In a new study published in “Science Advances”, Benjamin Demarco and Kaiwen Chen from the lab of Prof. Petr Broz, uncover the physiological relevance of a new signaling axis connecting apoptosis signaling to the pyroptosis executor gasdermin-D.
Apoptosis is crucial for embryonic development, removal of autoreactive lymphocytes and clearance of damaged or superfluous cells. Since phagocytic cells rapidly remove apoptotic cells to maintain cellular homeostasis without triggering a proinflammatory response, apoptosis has been assumed to be immunologically silent. In recent years however, mounting evidence suggested that apoptotic macrophages, dendritic cells and neutrophils can nevertheless cause inflammation. The recent discovery of a new signaling axis in which apoptotic caspases cleave and activate gasdermin-D, the executor of a programmed necrotic cell death (pyroptosis), provided a possible explanation for how apoptosis becomes proinflammatory (Chen & Demarco et al. EMBOJ 2019, Orning et al. Science 2018, Sarhan et al. PNAS 2018). Yet if this axis is actually physiologically significant remained unknown.

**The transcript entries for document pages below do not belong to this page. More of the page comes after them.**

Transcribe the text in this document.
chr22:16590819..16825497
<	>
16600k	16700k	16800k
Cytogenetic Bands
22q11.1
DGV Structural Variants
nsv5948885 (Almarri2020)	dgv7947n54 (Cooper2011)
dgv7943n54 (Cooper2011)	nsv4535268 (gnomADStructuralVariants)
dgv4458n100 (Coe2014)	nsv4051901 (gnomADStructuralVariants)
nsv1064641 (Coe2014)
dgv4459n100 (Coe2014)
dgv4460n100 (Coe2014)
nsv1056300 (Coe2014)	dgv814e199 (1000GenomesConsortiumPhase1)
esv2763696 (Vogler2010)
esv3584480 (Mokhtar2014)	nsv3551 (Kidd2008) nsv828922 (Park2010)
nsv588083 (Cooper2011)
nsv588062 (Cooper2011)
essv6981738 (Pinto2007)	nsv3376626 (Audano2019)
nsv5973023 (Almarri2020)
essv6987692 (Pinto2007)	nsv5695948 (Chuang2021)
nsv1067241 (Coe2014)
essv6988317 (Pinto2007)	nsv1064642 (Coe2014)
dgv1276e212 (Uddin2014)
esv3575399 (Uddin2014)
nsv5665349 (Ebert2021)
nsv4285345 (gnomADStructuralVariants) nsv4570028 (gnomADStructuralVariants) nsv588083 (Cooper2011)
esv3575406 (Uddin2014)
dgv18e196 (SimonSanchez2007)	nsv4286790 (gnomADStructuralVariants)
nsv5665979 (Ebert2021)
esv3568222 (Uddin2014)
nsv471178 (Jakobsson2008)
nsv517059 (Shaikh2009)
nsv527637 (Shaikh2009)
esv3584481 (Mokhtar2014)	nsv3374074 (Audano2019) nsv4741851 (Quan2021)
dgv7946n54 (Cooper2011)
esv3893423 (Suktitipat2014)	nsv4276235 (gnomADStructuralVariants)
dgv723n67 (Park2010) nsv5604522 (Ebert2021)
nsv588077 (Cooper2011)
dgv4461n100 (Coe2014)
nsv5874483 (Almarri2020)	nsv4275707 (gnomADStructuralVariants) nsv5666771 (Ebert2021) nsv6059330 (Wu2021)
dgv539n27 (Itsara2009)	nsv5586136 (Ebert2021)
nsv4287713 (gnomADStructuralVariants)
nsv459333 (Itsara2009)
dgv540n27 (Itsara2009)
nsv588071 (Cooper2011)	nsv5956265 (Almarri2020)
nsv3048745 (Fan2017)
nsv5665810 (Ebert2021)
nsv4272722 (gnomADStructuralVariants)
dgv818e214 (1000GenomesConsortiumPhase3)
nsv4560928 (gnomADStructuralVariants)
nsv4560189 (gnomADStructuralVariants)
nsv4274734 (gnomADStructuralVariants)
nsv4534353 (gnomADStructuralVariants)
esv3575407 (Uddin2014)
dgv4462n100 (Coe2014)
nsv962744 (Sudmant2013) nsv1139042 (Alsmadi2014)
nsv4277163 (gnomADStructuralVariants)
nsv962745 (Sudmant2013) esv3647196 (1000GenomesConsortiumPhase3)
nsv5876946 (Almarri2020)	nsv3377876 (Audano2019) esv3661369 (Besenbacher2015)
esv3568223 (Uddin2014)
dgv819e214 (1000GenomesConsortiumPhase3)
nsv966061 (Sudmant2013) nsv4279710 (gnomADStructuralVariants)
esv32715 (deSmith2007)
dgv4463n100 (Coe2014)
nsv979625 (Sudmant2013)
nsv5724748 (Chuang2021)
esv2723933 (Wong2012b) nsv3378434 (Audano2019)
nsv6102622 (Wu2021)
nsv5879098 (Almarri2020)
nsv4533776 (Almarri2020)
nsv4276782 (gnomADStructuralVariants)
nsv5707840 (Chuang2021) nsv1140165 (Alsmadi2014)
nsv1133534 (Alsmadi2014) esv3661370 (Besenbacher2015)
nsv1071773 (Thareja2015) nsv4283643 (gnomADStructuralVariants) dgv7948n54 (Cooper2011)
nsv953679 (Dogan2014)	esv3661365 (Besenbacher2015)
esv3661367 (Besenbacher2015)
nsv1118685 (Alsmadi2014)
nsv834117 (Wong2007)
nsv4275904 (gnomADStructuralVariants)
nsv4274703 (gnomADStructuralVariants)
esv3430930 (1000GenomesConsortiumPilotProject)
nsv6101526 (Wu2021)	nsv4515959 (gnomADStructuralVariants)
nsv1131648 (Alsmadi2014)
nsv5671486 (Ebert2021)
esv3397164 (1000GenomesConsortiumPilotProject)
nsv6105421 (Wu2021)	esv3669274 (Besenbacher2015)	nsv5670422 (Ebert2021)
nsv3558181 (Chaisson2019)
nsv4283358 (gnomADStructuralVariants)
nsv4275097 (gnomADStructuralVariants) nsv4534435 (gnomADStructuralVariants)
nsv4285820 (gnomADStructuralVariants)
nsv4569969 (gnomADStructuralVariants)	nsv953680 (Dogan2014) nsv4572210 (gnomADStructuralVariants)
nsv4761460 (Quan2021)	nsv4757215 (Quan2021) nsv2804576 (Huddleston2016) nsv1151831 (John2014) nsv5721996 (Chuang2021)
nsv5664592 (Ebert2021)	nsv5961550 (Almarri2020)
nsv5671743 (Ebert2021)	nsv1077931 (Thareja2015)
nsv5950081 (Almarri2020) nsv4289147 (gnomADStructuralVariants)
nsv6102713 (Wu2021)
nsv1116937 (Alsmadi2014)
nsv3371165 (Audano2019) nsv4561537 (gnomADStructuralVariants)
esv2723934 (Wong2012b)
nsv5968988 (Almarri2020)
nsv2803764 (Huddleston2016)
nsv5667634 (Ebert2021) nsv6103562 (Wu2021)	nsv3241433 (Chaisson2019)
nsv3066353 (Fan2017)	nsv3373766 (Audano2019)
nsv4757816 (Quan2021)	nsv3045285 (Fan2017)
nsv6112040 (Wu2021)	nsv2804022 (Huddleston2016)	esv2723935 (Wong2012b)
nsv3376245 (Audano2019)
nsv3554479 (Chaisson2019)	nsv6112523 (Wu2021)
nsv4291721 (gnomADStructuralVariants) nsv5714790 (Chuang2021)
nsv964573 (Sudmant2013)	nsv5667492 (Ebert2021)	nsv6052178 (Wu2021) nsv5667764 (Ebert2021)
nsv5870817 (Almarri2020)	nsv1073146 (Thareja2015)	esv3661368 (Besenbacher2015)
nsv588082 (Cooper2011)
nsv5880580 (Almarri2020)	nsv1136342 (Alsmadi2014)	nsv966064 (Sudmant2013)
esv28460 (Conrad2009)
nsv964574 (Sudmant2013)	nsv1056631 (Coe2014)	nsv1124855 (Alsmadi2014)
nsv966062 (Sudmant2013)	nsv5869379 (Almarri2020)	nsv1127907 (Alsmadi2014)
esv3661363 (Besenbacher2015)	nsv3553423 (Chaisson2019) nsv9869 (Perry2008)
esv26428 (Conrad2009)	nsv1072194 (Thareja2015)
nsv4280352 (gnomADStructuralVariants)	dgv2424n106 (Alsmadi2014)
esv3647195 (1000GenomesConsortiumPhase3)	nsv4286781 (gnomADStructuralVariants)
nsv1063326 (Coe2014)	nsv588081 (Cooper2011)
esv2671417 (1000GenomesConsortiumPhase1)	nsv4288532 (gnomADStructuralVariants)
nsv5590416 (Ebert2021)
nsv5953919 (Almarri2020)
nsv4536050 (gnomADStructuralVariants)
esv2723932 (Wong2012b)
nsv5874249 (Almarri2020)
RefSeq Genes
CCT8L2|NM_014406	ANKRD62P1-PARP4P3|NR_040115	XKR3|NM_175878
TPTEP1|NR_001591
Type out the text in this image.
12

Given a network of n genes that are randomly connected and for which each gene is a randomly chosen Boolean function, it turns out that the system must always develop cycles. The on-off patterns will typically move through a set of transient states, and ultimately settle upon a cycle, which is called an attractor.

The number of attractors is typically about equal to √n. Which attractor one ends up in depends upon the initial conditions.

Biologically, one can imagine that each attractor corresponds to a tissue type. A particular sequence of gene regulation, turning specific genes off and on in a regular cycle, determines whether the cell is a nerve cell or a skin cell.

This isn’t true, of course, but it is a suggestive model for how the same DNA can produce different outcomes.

In the current study, Demarco et al. show that caspase-8-cleaved gasdermin-D is essential to provide protection against Yersinia species, a genus of bacteria that cause a number of diseases ranging from simple enterocolitis (Y. pseudotuberculosis/enterocolitica) to plague (Y. pestis). The authors found that GSDMD-driven pyroptotic cell death promotes anti-Yersinia defense, suggesting that this new discovered CASP8-GSDMD axis plays a crucial role in pathogen clearance.
In contrast to this beneficial function, the authors also report that GSDMD-driven cell death can become the driver of pathological inflammation and even death in a murine TNF-induced shock model. Caspase-8-dependent GSDMD activation and cell lysis was found to be the cause of TNF-induced lethality in vivo, whereas caspase-1 and the proinflammatory cytokines did not contribute to mice susceptibility. In conclusion, the study revealed GSDMD as a potential therapeutic target in inflammatory diseases associated with aberrant TNF signaling such as arthritis, Chron`s disease, and systemic inflammatory response syndrome.